- Theatrical release poster
- Directed by: Chuck Martinez
- Written by: Paul Harris
- Produced by: Douglas Curtis
- Starring: Barbara Harris Michelle Meyrink William O'Leary Wallace Shawn James Nardini
- Cinematography: Stephen M. Katz
- Edited by: Wende Phifer Mate
- Music by: Brian Banks Anthony Marinelli
- Distributed by: New World Pictures
- Release date: April 3, 1987;
- Running time: 92 minutes
- Country: United States
- Language: English
- Box office: $$65,000

= Nice Girls Don't Explode =

Nice Girls Don't Explode is a 1987 American independent comedy film produced by Douglas Curtis, directed by Chuck Martinez, and starring Barbara Harris, Michelle Meyrink, William O'Leary, Wallace Shawn, and James Nardini. The film was released by New World Pictures.

==Plot==
April Flowers (Michelle Meyrink) is kept away from boys by her overprotective mother (Barbara Harris) because flames have a tendency to spontaneously erupt whenever her hormones are aroused; for April, "protection" on a dinner date is carrying a fire extinguisher. As her mother explains, April is a "fire girl," whose very unstable body chemistry causes spontaneous combustion when she is aroused. As such, the only men April meets more than once are firefighters.
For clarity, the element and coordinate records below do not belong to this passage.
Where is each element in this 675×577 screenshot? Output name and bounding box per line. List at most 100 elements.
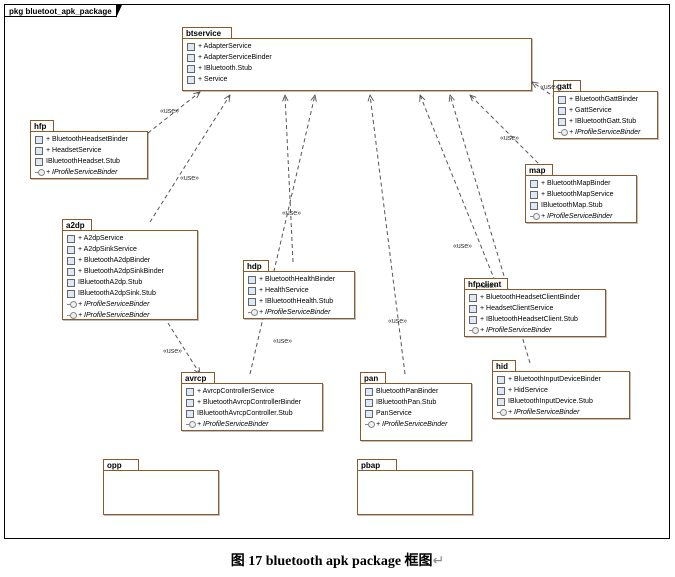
use-label-3: «use» [273,338,292,345]
class-icon [67,246,75,254]
package-hdp-row-0: + BluetoothHealthBinder [246,274,352,285]
row-label: + BluetoothHeadsetBinder [46,136,128,143]
class-icon [497,376,505,384]
class-icon [187,54,195,62]
row-label: + GattService [569,107,612,114]
interface-icon [530,213,538,221]
package-pan-row-0: BluetoothPanBinder [363,386,469,397]
package-opp: opp [103,459,219,515]
row-label: + BluetoothMapService [541,191,614,198]
class-icon [187,65,195,73]
package-avrcp-row-2: IBluetoothAvrcpController.Stub [184,408,320,419]
class-icon [469,294,477,302]
use-label-5: «use» [453,243,472,250]
package-hfp-row-3: + IProfileServiceBinder [33,167,145,178]
package-pan-row-1: IBluetoothPan.Stub [363,397,469,408]
class-icon [365,399,373,407]
row-label: + IBluetoothHeadsetClient.Stub [480,316,578,323]
class-icon [186,399,194,407]
interface-icon [186,421,194,429]
row-label: + AdapterService [198,43,252,50]
class-icon [530,191,538,199]
interface-icon [365,421,373,429]
package-gatt-row-2: + IBluetoothGatt.Stub [556,116,655,127]
class-icon [558,107,566,115]
package-pan-row-3: + IProfileServiceBinder [363,419,469,430]
package-a2dp-row-7: + IProfileServiceBinder [65,310,195,321]
package-hfpclient-row-2: + IBluetoothHeadsetClient.Stub [467,314,603,325]
row-label: + BluetoothMapBinder [541,180,610,187]
row-label: + BluetoothGattBinder [569,96,638,103]
package-body-gatt: + BluetoothGattBinder + GattService + IBlu… [553,91,658,139]
package-body-pbap [357,470,473,515]
class-icon [187,43,195,51]
interface-icon [558,129,566,137]
row-label: + IProfileServiceBinder [197,421,268,428]
row-label: IBluetoothA2dpSink.Stub [78,290,156,297]
use-label-0: «use» [160,108,179,115]
use-label-1: «use» [180,175,199,182]
package-btservice-row-3: + Service [185,74,529,85]
class-icon [497,398,505,406]
use-label-4: «use» [388,318,407,325]
interface-icon [67,301,75,309]
package-btservice-row-2: + IBluetooth.Stub [185,63,529,74]
package-btservice-row-0: + AdapterService [185,41,529,52]
package-body-hid: + BluetoothInputDeviceBinder+ HidService… [492,371,630,419]
use-label-8: «use» [540,84,559,91]
row-label: + IBluetoothGatt.Stub [569,118,636,125]
row-label: + IProfileServiceBinder [78,312,149,319]
package-hfpclient-row-1: + HeadsetClientService [467,303,603,314]
row-label: + IProfileServiceBinder [46,169,117,176]
package-a2dp-row-2: + BluetoothA2dpBinder [65,255,195,266]
class-icon [365,410,373,418]
class-icon [469,316,477,324]
class-icon [67,235,75,243]
row-label: + HealthService [259,287,309,294]
package-a2dp: a2dp+ A2dpService+ A2dpSinkService+ Blue… [62,219,198,320]
class-icon [530,202,538,210]
package-body-btservice: + AdapterService + AdapterServiceBinder + … [182,38,532,91]
class-icon [530,180,538,188]
package-gatt-row-3: + IProfileServiceBinder [556,127,655,138]
package-hfpclient-row-3: + IProfileServiceBinder [467,325,603,336]
interface-icon [67,312,75,320]
row-label: + BluetoothHeadsetClientBinder [480,294,580,301]
class-icon [497,387,505,395]
class-icon [469,305,477,313]
package-hid-row-0: + BluetoothInputDeviceBinder [495,374,627,385]
class-icon [186,388,194,396]
package-avrcp-row-0: + AvrcpControllerService [184,386,320,397]
use-label-7: «use» [478,283,497,290]
class-icon [248,276,256,284]
row-label: IBluetoothInputDevice.Stub [508,398,593,405]
class-icon [365,388,373,396]
package-avrcp-row-3: + IProfileServiceBinder [184,419,320,430]
package-a2dp-row-1: + A2dpSinkService [65,244,195,255]
package-map-row-2: IBluetoothMap.Stub [528,200,634,211]
class-icon [558,118,566,126]
row-label: + IBluetoothHealth.Stub [259,298,333,305]
package-a2dp-row-3: + BluetoothA2dpSinkBinder [65,266,195,277]
row-label: + A2dpSinkService [78,246,137,253]
package-hid-row-3: + IProfileServiceBinder [495,407,627,418]
package-body-hfpclient: + BluetoothHeadsetClientBinder + HeadsetC… [464,289,606,337]
use-label-6: «use» [500,135,519,142]
row-label: + IProfileServiceBinder [259,309,330,316]
row-label: + HeadsetClientService [480,305,553,312]
interface-icon [469,327,477,335]
row-label: + IProfileServiceBinder [376,421,447,428]
row-label: BluetoothPanBinder [376,388,438,395]
package-a2dp-row-6: + IProfileServiceBinder [65,299,195,310]
diagram-root: pkg bluetoot_apk_package btservice+ Adap… [0,0,675,577]
package-pan-row-2: PanService [363,408,469,419]
interface-icon [35,169,43,177]
figure-caption: 图 17 bluetooth apk package 框图↵ [0,550,675,570]
row-label: + AdapterServiceBinder [198,54,272,61]
row-label: + BluetoothHealthBinder [259,276,335,283]
package-pbap: pbap [357,459,473,515]
row-label: + BluetoothInputDeviceBinder [508,376,601,383]
row-label: + IProfileServiceBinder [78,301,149,308]
class-icon [67,257,75,265]
package-hfp-row-0: + BluetoothHeadsetBinder [33,134,145,145]
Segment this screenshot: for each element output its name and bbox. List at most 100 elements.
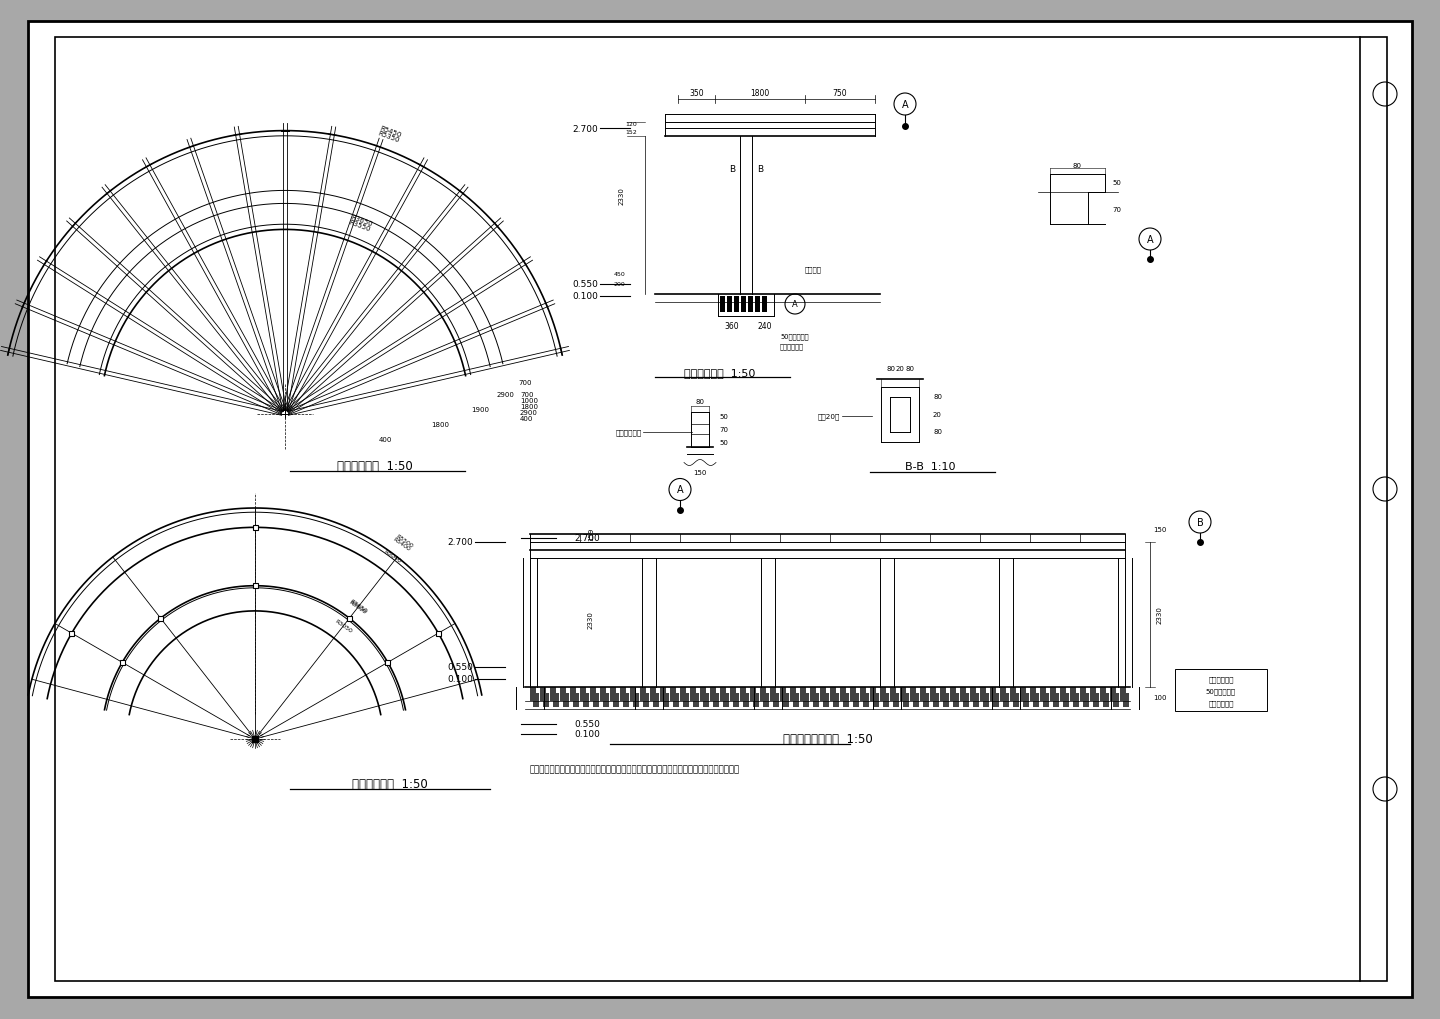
Text: 1800: 1800 bbox=[520, 404, 539, 410]
Bar bbox=[1113, 693, 1119, 707]
Bar bbox=[893, 693, 899, 707]
Bar bbox=[953, 693, 959, 707]
Text: 80: 80 bbox=[904, 366, 914, 372]
Bar bbox=[863, 693, 868, 707]
Text: 2330: 2330 bbox=[1156, 606, 1164, 624]
Bar bbox=[1100, 688, 1106, 701]
Text: 80: 80 bbox=[933, 394, 942, 400]
Text: 花架柱平面图  1:50: 花架柱平面图 1:50 bbox=[353, 777, 428, 791]
Text: 700: 700 bbox=[518, 380, 531, 385]
Bar bbox=[930, 688, 936, 701]
Text: 0.550: 0.550 bbox=[448, 662, 472, 672]
Text: R3650: R3650 bbox=[348, 598, 367, 613]
Bar bbox=[873, 693, 878, 707]
Bar bbox=[842, 693, 850, 707]
Bar bbox=[1030, 688, 1035, 701]
Bar bbox=[763, 693, 769, 707]
Bar bbox=[680, 688, 685, 701]
Bar bbox=[1020, 688, 1025, 701]
Text: 0.550: 0.550 bbox=[572, 280, 598, 289]
Text: R3600: R3600 bbox=[347, 599, 367, 615]
Bar bbox=[644, 693, 649, 707]
Text: 有机腐蚀合漆: 有机腐蚀合漆 bbox=[616, 429, 642, 436]
Bar bbox=[804, 693, 809, 707]
Bar bbox=[920, 688, 926, 701]
Bar bbox=[814, 693, 819, 707]
Bar bbox=[693, 693, 698, 707]
Text: A: A bbox=[792, 301, 798, 309]
Text: 2.700: 2.700 bbox=[572, 124, 598, 133]
Text: 钢管20架: 钢管20架 bbox=[818, 414, 840, 420]
Bar bbox=[720, 297, 724, 313]
Bar bbox=[755, 297, 760, 313]
Text: 1000: 1000 bbox=[520, 397, 539, 404]
Text: 1800: 1800 bbox=[431, 422, 449, 428]
Bar bbox=[750, 688, 756, 701]
Bar bbox=[600, 688, 606, 701]
Bar bbox=[700, 688, 706, 701]
Text: 159: 159 bbox=[588, 527, 595, 540]
Text: R5500: R5500 bbox=[395, 533, 413, 548]
Text: R5450: R5450 bbox=[379, 125, 402, 139]
Bar bbox=[639, 688, 647, 701]
Text: 陶瓷彩彩底面: 陶瓷彩彩底面 bbox=[780, 343, 804, 350]
Text: 350: 350 bbox=[690, 89, 704, 98]
Text: 2330: 2330 bbox=[588, 610, 595, 629]
Text: 0.100: 0.100 bbox=[448, 675, 472, 684]
Text: 100: 100 bbox=[1153, 694, 1166, 700]
Bar bbox=[762, 297, 768, 313]
Text: R5400: R5400 bbox=[392, 536, 410, 551]
Bar bbox=[991, 688, 996, 701]
Bar bbox=[621, 688, 626, 701]
Bar bbox=[1040, 688, 1045, 701]
Text: 80: 80 bbox=[696, 399, 704, 406]
Bar bbox=[553, 693, 559, 707]
Bar bbox=[910, 688, 916, 701]
Bar bbox=[1022, 693, 1030, 707]
Bar bbox=[753, 693, 759, 707]
Bar bbox=[933, 693, 939, 707]
Text: 注：该花架所有地上部分均采用美国南方防腐浸泡材料，包括花架下底露面，具体尺寸见图。: 注：该花架所有地上部分均采用美国南方防腐浸泡材料，包括花架下底露面，具体尺寸见图… bbox=[530, 764, 740, 773]
Text: 150: 150 bbox=[1153, 527, 1166, 533]
Bar bbox=[573, 693, 579, 707]
Bar bbox=[634, 693, 639, 707]
Text: 50厚绿水顾面: 50厚绿水顾面 bbox=[1205, 688, 1236, 695]
Bar bbox=[950, 688, 956, 701]
Bar bbox=[960, 688, 966, 701]
Text: 2900: 2900 bbox=[520, 410, 539, 416]
Bar bbox=[593, 693, 599, 707]
Text: 陶瓷彩彩顶面: 陶瓷彩彩顶面 bbox=[1208, 676, 1234, 683]
Text: 2.700: 2.700 bbox=[448, 538, 472, 547]
Bar bbox=[1050, 688, 1056, 701]
Bar bbox=[999, 688, 1007, 701]
Bar bbox=[1093, 693, 1099, 707]
Bar bbox=[710, 688, 716, 701]
Bar bbox=[603, 693, 609, 707]
Text: 1800: 1800 bbox=[750, 89, 769, 98]
Bar bbox=[624, 693, 629, 707]
Text: R5040: R5040 bbox=[383, 548, 402, 564]
Text: 0.100: 0.100 bbox=[575, 730, 600, 739]
Text: R3550: R3550 bbox=[348, 219, 372, 232]
Bar bbox=[890, 688, 896, 701]
Text: 400: 400 bbox=[520, 416, 533, 422]
Bar bbox=[801, 688, 806, 701]
Bar bbox=[760, 688, 766, 701]
Text: 1900: 1900 bbox=[471, 407, 490, 413]
Bar bbox=[713, 693, 719, 707]
Text: 20: 20 bbox=[896, 366, 904, 372]
Bar bbox=[971, 688, 976, 701]
Bar bbox=[727, 297, 732, 313]
Bar bbox=[611, 688, 616, 701]
Bar bbox=[940, 688, 946, 701]
Bar bbox=[870, 688, 876, 701]
Text: 150: 150 bbox=[693, 470, 707, 476]
Bar bbox=[850, 688, 855, 701]
Bar bbox=[703, 693, 708, 707]
Bar bbox=[829, 688, 837, 701]
Bar bbox=[613, 693, 619, 707]
Bar bbox=[1120, 688, 1126, 701]
Bar bbox=[819, 688, 827, 701]
Bar bbox=[1070, 688, 1076, 701]
Bar bbox=[923, 693, 929, 707]
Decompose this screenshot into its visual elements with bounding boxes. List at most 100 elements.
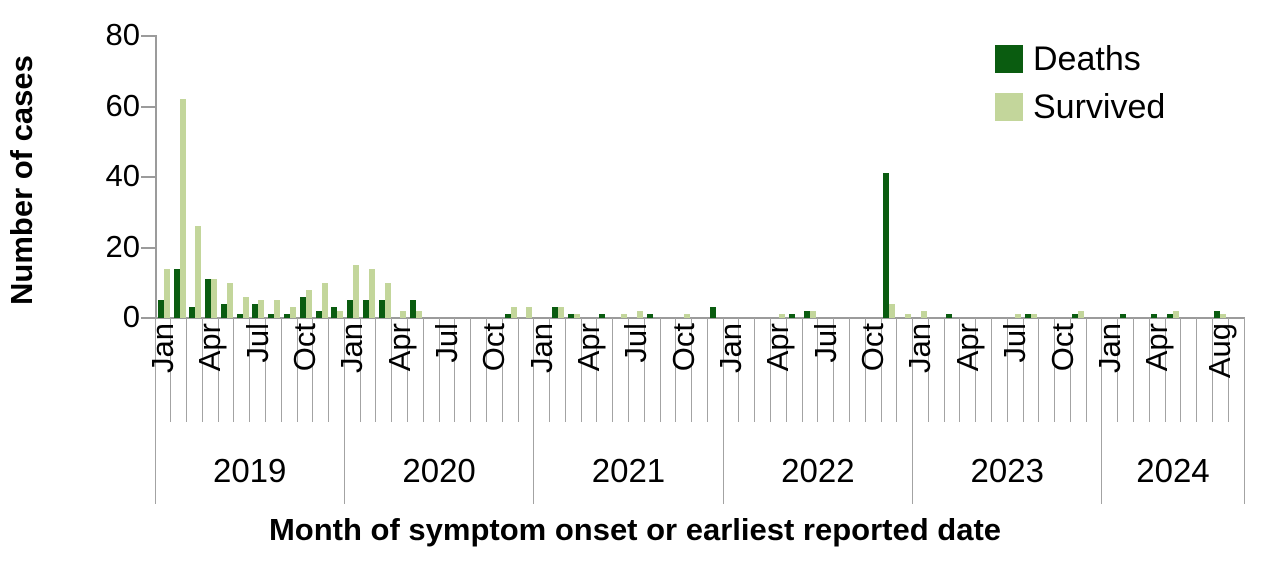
month-tick bbox=[927, 318, 929, 422]
month-tick bbox=[391, 318, 393, 422]
month-cell-jul-2021 bbox=[629, 36, 645, 318]
month-cell-jun-2023 bbox=[992, 36, 1008, 318]
bar-deaths bbox=[1151, 314, 1158, 318]
bar-deaths bbox=[410, 300, 417, 318]
month-label-jan-2020: Jan bbox=[334, 323, 370, 373]
year-separator bbox=[343, 318, 345, 504]
month-tick bbox=[1180, 318, 1182, 422]
y-tick-label: 80 bbox=[105, 17, 140, 52]
y-tick-label: 20 bbox=[105, 228, 140, 264]
month-cell-jul-2022 bbox=[818, 36, 834, 318]
month-tick bbox=[375, 318, 377, 422]
bar-deaths bbox=[315, 310, 322, 318]
year-label-2020: 2020 bbox=[402, 452, 476, 489]
year-label-2022: 2022 bbox=[781, 452, 855, 489]
month-cell-sep-2020 bbox=[471, 36, 487, 318]
month-tick bbox=[359, 318, 361, 422]
x-axis-title: Month of symptom onset or earliest repor… bbox=[268, 512, 1002, 547]
bar-survived bbox=[337, 310, 344, 318]
bar-survived bbox=[384, 282, 391, 318]
month-cell-mar-2023 bbox=[944, 36, 960, 318]
year-separator bbox=[1243, 318, 1245, 504]
month-tick bbox=[1211, 318, 1213, 422]
x-axis-line bbox=[141, 317, 1245, 319]
bar-deaths bbox=[205, 279, 212, 318]
month-cell-apr-2019 bbox=[203, 36, 219, 318]
month-cell-apr-2021 bbox=[582, 36, 598, 318]
month-tick bbox=[438, 318, 440, 422]
month-cell-aug-2022 bbox=[834, 36, 850, 318]
month-cell-sep-2022 bbox=[850, 36, 866, 318]
month-cell-jul-2024 bbox=[1197, 36, 1213, 318]
month-tick bbox=[217, 318, 219, 422]
month-cell-dec-2019 bbox=[329, 36, 345, 318]
month-tick bbox=[990, 318, 992, 422]
year-separator bbox=[533, 318, 535, 504]
bar-deaths bbox=[220, 303, 227, 318]
month-tick bbox=[801, 318, 803, 422]
y-tick-mark bbox=[141, 105, 155, 108]
month-label-jul-2021: Jul bbox=[618, 323, 654, 363]
month-tick bbox=[186, 318, 188, 422]
month-tick bbox=[1054, 318, 1056, 422]
month-label-apr-2022: Apr bbox=[760, 323, 796, 372]
year-separator bbox=[912, 318, 914, 504]
bar-deaths bbox=[331, 307, 338, 318]
month-cell-mar-2021 bbox=[566, 36, 582, 318]
year-separator bbox=[722, 318, 724, 504]
month-cell-feb-2023 bbox=[929, 36, 945, 318]
year-label-2024: 2024 bbox=[1136, 452, 1210, 489]
month-tick bbox=[1085, 318, 1087, 422]
month-tick bbox=[1196, 318, 1198, 422]
month-tick bbox=[1006, 318, 1008, 422]
month-tick bbox=[1164, 318, 1166, 422]
month-tick bbox=[549, 318, 551, 422]
month-cell-aug-2020 bbox=[456, 36, 472, 318]
month-tick bbox=[517, 318, 519, 422]
month-cell-jan-2020 bbox=[345, 36, 361, 318]
month-label-apr-2024: Apr bbox=[1139, 323, 1175, 372]
bar-survived bbox=[1220, 314, 1227, 318]
month-cell-mar-2022 bbox=[755, 36, 771, 318]
month-cell-jun-2019 bbox=[235, 36, 251, 318]
month-cell-oct-2023 bbox=[1055, 36, 1071, 318]
year-separator bbox=[154, 318, 156, 504]
month-label-oct-2021: Oct bbox=[665, 323, 701, 372]
month-tick bbox=[1117, 318, 1119, 422]
bar-survived bbox=[510, 307, 517, 318]
month-tick bbox=[975, 318, 977, 422]
month-tick bbox=[170, 318, 172, 422]
month-cell-sep-2019 bbox=[282, 36, 298, 318]
bar-survived bbox=[305, 289, 312, 318]
bar-survived bbox=[226, 282, 233, 318]
bar-deaths bbox=[883, 173, 890, 318]
bar-deaths bbox=[646, 314, 653, 318]
bar-deaths bbox=[1214, 310, 1221, 318]
bar-survived bbox=[258, 300, 265, 318]
bar-deaths bbox=[804, 310, 811, 318]
month-tick bbox=[485, 318, 487, 422]
month-tick bbox=[1227, 318, 1229, 422]
month-tick bbox=[738, 318, 740, 422]
month-tick bbox=[407, 318, 409, 422]
month-cell-aug-2021 bbox=[645, 36, 661, 318]
month-tick bbox=[754, 318, 756, 422]
bar-survived bbox=[889, 303, 896, 318]
bar-survived bbox=[195, 226, 202, 318]
month-cell-sep-2023 bbox=[1039, 36, 1055, 318]
legend-label-deaths: Deaths bbox=[1033, 40, 1141, 78]
month-cell-feb-2021 bbox=[550, 36, 566, 318]
bar-deaths bbox=[252, 303, 259, 318]
month-cell-oct-2022 bbox=[865, 36, 881, 318]
month-cell-oct-2019 bbox=[298, 36, 314, 318]
month-label-jul-2019: Jul bbox=[239, 323, 275, 363]
month-tick bbox=[959, 318, 961, 422]
bar-survived bbox=[274, 300, 281, 318]
month-label-jan-2023: Jan bbox=[902, 323, 938, 373]
bar-deaths bbox=[299, 296, 306, 318]
bar-survived bbox=[242, 296, 249, 318]
month-cell-nov-2022 bbox=[881, 36, 897, 318]
month-tick bbox=[264, 318, 266, 422]
month-label-jul-2020: Jul bbox=[428, 323, 464, 363]
month-cell-mar-2024 bbox=[1133, 36, 1149, 318]
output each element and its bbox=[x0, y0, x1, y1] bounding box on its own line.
When April reconnects with Andy (William O'Leary), a former neighbor who has returned to April's life, he challenges April's and her mother's assumption and presses his luck to prove to her that her hormones are not, in fact, explosive. Hijinks result; as Andy tries to prove his point, he is thwarted at every turn by April's mother. Further complications ensue when April befriends a lonely, obsessive pyromaniac named "Ellen" (Wallace Shawn), who becomes incensed at the constant mishearing of his real name "Ellen" for "Helen," after which he throws Bic lighter flicking snits, trying to set his tormentors ablaze.

==Cast==
- Barbara Harris as Mom
- Michelle Meyrink as April Flowers
  - Margot Gray as Little April Flowers
- William O'Leary as Andy
  - Jonas Baughman as Little Andy
- Wallace Shawn as Ellen
- James Nardini as Ken
- Belinda Wells as Girl In Park
- Irwin Keyes as Cocker
- William Kuhlke as Dr. Stewart
- Johnnie 'Mac' McHaynes as Nick
- Zachery 'Zach' Carey as Rudy
- Holmes Osborne as Dick
- Peggy Freisen as Tracy
- Richard Kawecki as Guard 1
- Daryl Champine as Guard 2
- Eleanor Joy Lind as Nurse
- Brent Wright as Eugene
- Rick L. Stevens as Todd
- Jack Wright as Maitre’d
- Jean E. Crupper as Aerobics Instructor
- Michelle A. Austin as Girl in Aerobics Class
- Jess Paul, Jr. as Chineses Ping Pong Champ
- Paul Stephen Lim as Chinese Dad
- Orange Cat #5 as Fluffy
- Eric the Cat as Fluffy Stunt Double

==Production==
Part of the film was shot in the cities of Lawrence, Kansas, Ottawa, Kansas, and Overland Park, Kansas.

==Box office==
Nice Girls Don't Explode had a domestic box-office total of only $65,000.